I have been struggling with depression over the last week or so and smoking has been at the forefront of my mind. I have been evaluating my feelings, trying to determine if I truly want to smoke again. I really wasn't sure, but I thought I really didn't; I was just curious what it would be like to smoke a cigarette. So I just did. <cringing>
K, ready to read my reaction? OMG it was so nasty! It didn't taste anything like I remembered. There was no, "Ahhh, now that is better." Now my ears and sinuses are plugged up, my stomach is upset and my head hurts. I have this horrid ashtray taste in my mouth and my lungs are kinda tight. Now I remember why I quit. I have viewed this quit like a lab experiment, seeing what happens if I do A, B, etc. I in no way want to ever smoke another cigarette and can't for the life of me figure out how I ever liked doing so. I was totally unprepared for this reaction.

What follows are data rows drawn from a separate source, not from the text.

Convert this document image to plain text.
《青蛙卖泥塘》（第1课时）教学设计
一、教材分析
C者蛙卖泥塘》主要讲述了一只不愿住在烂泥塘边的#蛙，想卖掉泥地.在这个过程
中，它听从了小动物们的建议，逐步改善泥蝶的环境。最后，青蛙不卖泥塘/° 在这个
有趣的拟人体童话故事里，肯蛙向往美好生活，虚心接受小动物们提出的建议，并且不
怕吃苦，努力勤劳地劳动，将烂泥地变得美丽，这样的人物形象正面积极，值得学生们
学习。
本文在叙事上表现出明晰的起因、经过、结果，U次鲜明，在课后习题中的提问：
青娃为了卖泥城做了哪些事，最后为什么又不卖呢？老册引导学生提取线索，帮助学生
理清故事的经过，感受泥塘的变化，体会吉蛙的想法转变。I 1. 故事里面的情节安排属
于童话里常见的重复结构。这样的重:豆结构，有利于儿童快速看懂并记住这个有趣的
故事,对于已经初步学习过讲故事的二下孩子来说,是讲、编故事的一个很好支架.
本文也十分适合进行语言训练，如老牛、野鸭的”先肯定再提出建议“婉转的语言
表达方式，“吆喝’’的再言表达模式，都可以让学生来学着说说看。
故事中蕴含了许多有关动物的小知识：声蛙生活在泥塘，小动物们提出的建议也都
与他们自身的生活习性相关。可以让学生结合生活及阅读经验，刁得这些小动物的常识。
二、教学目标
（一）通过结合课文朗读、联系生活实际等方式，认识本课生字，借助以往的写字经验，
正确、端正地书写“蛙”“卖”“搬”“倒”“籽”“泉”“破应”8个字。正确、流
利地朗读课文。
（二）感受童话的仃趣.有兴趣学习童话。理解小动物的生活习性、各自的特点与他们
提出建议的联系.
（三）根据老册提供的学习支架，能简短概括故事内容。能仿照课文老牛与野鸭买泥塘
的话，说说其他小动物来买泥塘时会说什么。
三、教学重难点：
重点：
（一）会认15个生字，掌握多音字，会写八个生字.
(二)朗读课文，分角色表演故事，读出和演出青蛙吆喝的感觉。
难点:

Part of me thought I would feel better and was prepared to be addicted again. Not gonna happen 'cause that crap sucks big time!
So, if anyone was wondering what it would be like....wonder no longer. It is absolutely disgusting! If I have to restart my quit count so be it. Apparently I needed to experience that for some crazy reason.
Man I hope these effects clear up soon....I feel horrible! I'll be drinking several gallons of water while you all chime in on the stupidity of my actions...lol.